The two maintained contact until Mercouri’s death.

Photo: Supplied


Emanuel Comino was born in Rockhampton, Queensland, on 13 May 1933, after his parents migrated from the Greek island of Kythera to Australia.

In 1937, at the age of four, he loses his mother.

The following year, Emanuel’s father travels with his two sons to Greece for a holiday.

Following a the outbreak of war, they are forced to stay in Kythera, and nine years later, they return to Sydney where Emanuel works various jobs and in 1965, he opens an insurance agency.

For 45 years Mr. Comino travelled around the world, giving speeches and lobbying politicians for the Marbles.

Australian Prime Minister John Howard wrote to him in 2002 that “the Parthenon Marbles are an irreplaceable part of Greece’s heritage and identity”, and shortly after, raised the issue with his British counterpart, Tony Blair.

A lot of Australian politicians demonstrated their support through similar statements.

“In 2016 we went to London. My wife and I took a tour bus to see the sights. When we were passing outside the British Museum, the tour guide said to the group, ‘I don’t know why they call it that. There’s nothing British about it. Everything in there is stolen,” said Mr. Comino during his lecture on Wednesday night.

He explained that Elgin, stripped Greece of the most glorious monument mankind has ever seen, The Parthenon.
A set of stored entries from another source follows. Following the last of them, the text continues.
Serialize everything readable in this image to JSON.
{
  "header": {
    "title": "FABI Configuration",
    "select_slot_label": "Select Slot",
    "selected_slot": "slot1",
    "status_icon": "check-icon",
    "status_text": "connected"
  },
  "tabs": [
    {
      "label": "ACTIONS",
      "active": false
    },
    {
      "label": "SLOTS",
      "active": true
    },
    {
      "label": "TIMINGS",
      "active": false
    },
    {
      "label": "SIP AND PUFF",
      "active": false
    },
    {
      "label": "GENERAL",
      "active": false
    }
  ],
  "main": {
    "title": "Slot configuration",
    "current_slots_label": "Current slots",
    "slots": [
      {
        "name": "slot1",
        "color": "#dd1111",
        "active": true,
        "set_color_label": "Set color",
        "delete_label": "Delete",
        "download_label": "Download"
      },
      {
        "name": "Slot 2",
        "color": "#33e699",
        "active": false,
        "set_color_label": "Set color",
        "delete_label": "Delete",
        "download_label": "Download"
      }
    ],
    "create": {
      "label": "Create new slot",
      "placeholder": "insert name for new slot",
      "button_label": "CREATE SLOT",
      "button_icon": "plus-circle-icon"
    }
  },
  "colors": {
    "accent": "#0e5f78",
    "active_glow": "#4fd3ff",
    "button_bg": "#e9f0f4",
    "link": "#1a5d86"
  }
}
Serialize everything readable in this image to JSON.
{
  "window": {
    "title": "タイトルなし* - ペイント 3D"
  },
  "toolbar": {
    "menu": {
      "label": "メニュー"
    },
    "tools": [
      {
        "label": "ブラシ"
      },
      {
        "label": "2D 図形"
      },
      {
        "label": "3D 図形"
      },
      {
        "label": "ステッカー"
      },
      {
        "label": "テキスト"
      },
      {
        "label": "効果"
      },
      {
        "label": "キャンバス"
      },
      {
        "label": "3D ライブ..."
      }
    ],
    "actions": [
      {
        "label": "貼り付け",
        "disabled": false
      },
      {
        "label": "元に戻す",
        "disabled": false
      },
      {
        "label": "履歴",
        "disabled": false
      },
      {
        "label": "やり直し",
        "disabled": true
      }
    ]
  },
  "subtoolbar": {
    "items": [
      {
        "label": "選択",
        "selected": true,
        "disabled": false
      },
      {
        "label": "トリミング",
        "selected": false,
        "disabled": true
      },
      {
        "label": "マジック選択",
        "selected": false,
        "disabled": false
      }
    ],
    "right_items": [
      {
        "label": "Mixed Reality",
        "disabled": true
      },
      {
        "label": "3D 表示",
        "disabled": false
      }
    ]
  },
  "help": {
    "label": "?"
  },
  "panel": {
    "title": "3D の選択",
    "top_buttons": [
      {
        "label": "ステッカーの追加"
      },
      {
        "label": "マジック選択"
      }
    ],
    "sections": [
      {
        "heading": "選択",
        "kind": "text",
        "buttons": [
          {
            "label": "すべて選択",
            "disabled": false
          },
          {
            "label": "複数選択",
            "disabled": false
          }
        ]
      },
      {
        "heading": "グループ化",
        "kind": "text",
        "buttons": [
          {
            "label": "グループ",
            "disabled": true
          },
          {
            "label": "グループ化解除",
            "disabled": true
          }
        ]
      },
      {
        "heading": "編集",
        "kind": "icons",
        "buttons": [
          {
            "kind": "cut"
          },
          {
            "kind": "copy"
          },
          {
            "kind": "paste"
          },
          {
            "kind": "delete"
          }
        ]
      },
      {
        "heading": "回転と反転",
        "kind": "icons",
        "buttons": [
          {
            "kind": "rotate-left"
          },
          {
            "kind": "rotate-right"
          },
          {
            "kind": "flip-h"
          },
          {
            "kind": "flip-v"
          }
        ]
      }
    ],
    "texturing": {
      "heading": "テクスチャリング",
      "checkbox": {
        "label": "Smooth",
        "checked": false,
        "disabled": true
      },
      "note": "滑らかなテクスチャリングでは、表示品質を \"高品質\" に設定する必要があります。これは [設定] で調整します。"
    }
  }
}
He ripped apart the legendary Parthenon marbles, which he then sent to Britain from 1806, along with other artifacts of ancient Greek civilisation, including a Caryatid (a sculpted female figure serving as an architectural support).

The British revealed, that Elgin proceeded with his shameless act, due to a firman or royal mandate, granted by the Ottoman Empire.

However, according to Mr. Comino in 2019, Turkish investigators revealed that no evidence was found to support any proof of such an order, and that it is highly unlikely that the mandate was issued to begin with.

Photo: Supplied

Which in Mr. Comino’s words, means that Elgin is nothing more than “a thief,” a description used by Lord Byron.

It should also be stressed than when referring to the “Parthenon Marbles,” we are essentially talking about a collection of sculptures.

This collection includes some sculptures of the pediments and metopes, depicting battles between the Lapithians and the Centaurs and the Parthenon frieze that adorned the upper part of the walls of the temple’s cella along their entire length. As such, they represent more than 1/2 of what remains of the Parthenon’s surviving sculptural decoration: 75 metres of the original 160 metres, 15 of the 92 metopes, 17 segmental figures from the pediments, as well as other parts of the architecture.

Elgin’s stolen artifacts also include objects from other buildings of the Athenian Acropolis: The Erechtheion, which was reduced to ruins during the Greek War of Independence (1821-33), the Propylaea and the Temple of Athena Nike. Lord Elgin took about half of the Parthenon sculptures and from the rest casts were created in plaster.

Mr. Comino is convinced that all his hard work will be vindicated.

“Only when the Marbles are reunited in the Acropolis Museum will they be able to tell their glorious story. There are no more excuses. Together we will make the dream of many generations a reality,” he told the Greeks of Melbourne.